Technology leverage introduces dependencies. Renting a service from AWS or Azure is a dependency. Using tools from the tools team is a dependency. Adding a library for circuit breaking is a dependency. Wee can almost define leverage as the adoption of useful dependencies. It’s an obvious and almost trivial point, but easy to overlook its implications. Of course what we want are “good“ dependencies 😀. These tend to appear in the form of paid services, healthy technical communities and engineering teams where healthy implies a track record of shipping and iterating on feedback—developing with rather than developing at other teams. There are real risks to dependency introduction but the upsides are just as real. In particular it can help to assess lift in terms of what we’re not doing as well as the perceived gain—it’s quite normal to not measure what isn’t happening. A good example of paying attention to this is Adrian Cockcroft’s “what we don’t do slide” from his time moving Netflix to AWS.
There is a time component to technology. What offered leverage in the past might not in the future. In particular an engineering organisation will want to be able to replace internal software builds with open source or services as they reach maturity and commoditise. We can think of this as an un-platforming exercise that allows the engineering team to redirect its focus on more differentiating problems and technologies. This is related to the organisation’s ability to manage the technology portfolio— a long tail of old systems lying around, and or, a slash and burn approach to greenfield work are indicators the engineering organisation is (or eventually will be) in quagmire. Sensing when to switch and being able to act on that is a superpower for any engineering organisation that wants to sustain its ability to move quickly and support business growth. The exception is moving things back in house—typically this is done on the basis of unit economics, where the organisation is at sufficient scale to build for itself. Less common is to want strategic ownership of technology or a vertical integration. In either case, using the idea of lift helps with understanding the internal investment, commitment needed to succeed, as well as timing.
Conclusion
In retrospect the idea that technical investment should have benefit seems almost too obvious to write about, and I’ll confess to having sat on this topic for a long time. There’s also really nothing new being said here.
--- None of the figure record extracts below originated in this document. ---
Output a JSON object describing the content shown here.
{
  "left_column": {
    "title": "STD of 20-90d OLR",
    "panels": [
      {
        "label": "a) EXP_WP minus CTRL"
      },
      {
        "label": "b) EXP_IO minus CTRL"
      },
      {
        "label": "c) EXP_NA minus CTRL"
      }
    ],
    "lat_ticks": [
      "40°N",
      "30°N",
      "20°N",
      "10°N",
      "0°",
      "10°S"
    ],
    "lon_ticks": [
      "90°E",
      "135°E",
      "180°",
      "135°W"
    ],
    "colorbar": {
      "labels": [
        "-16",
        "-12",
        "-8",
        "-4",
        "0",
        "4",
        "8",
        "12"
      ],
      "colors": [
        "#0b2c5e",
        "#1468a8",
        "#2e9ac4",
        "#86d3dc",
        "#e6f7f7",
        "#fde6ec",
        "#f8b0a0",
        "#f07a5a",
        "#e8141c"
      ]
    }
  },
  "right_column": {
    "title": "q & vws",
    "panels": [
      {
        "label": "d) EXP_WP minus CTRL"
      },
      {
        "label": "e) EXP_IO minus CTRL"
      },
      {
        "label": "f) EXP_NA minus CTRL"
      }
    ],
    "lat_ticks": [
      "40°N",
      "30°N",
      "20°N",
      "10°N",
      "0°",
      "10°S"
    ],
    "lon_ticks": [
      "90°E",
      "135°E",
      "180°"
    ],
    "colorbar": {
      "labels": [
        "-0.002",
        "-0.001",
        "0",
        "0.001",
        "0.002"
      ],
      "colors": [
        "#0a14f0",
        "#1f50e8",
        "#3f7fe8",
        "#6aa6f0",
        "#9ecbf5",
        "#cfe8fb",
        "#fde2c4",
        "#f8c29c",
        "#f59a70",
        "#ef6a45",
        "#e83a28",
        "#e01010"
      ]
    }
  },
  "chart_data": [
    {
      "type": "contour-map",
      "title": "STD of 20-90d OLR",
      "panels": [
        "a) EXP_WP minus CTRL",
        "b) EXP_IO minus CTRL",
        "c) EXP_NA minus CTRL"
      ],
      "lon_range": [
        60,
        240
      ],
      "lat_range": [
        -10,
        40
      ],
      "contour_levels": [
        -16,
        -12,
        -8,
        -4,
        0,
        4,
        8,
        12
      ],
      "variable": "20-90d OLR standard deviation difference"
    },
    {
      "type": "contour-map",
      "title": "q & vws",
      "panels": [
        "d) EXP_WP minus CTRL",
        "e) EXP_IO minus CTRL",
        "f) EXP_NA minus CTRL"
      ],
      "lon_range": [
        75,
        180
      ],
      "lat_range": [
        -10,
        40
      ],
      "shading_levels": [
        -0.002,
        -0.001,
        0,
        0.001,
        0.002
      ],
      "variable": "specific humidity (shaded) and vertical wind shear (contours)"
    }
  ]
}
Unfortunately as engineers we don’t always seem to frame discussions around technical choices well; it’s easy to take over-simplified positions that I’ve see many times over the two decades I’ve worked in software result in either-or debates, polarisation and engineering organisations generally getting stuck. The emphasis on the organisation is deliberate—recent literature and thinking about software I think has tended to emphasise team level concerns over the organisational ones.
If there’s a takeaway, it’s this—it is useful to have a way to identify the return on our engineering investment first for practical economic reasons, and second as a way to frame decision making for an engineering organisation. Lift, thinking in terms of technical benefits and not just technical properties, has been useful to ground my thinking, and I imagine there are other viable intuition pumps we can apply. Regardless of how we choose to frame things, I think what’s important is to think about technical investment beyond individual or per team preferences, and in terms optimal overall outcomes for engineering organisation itself.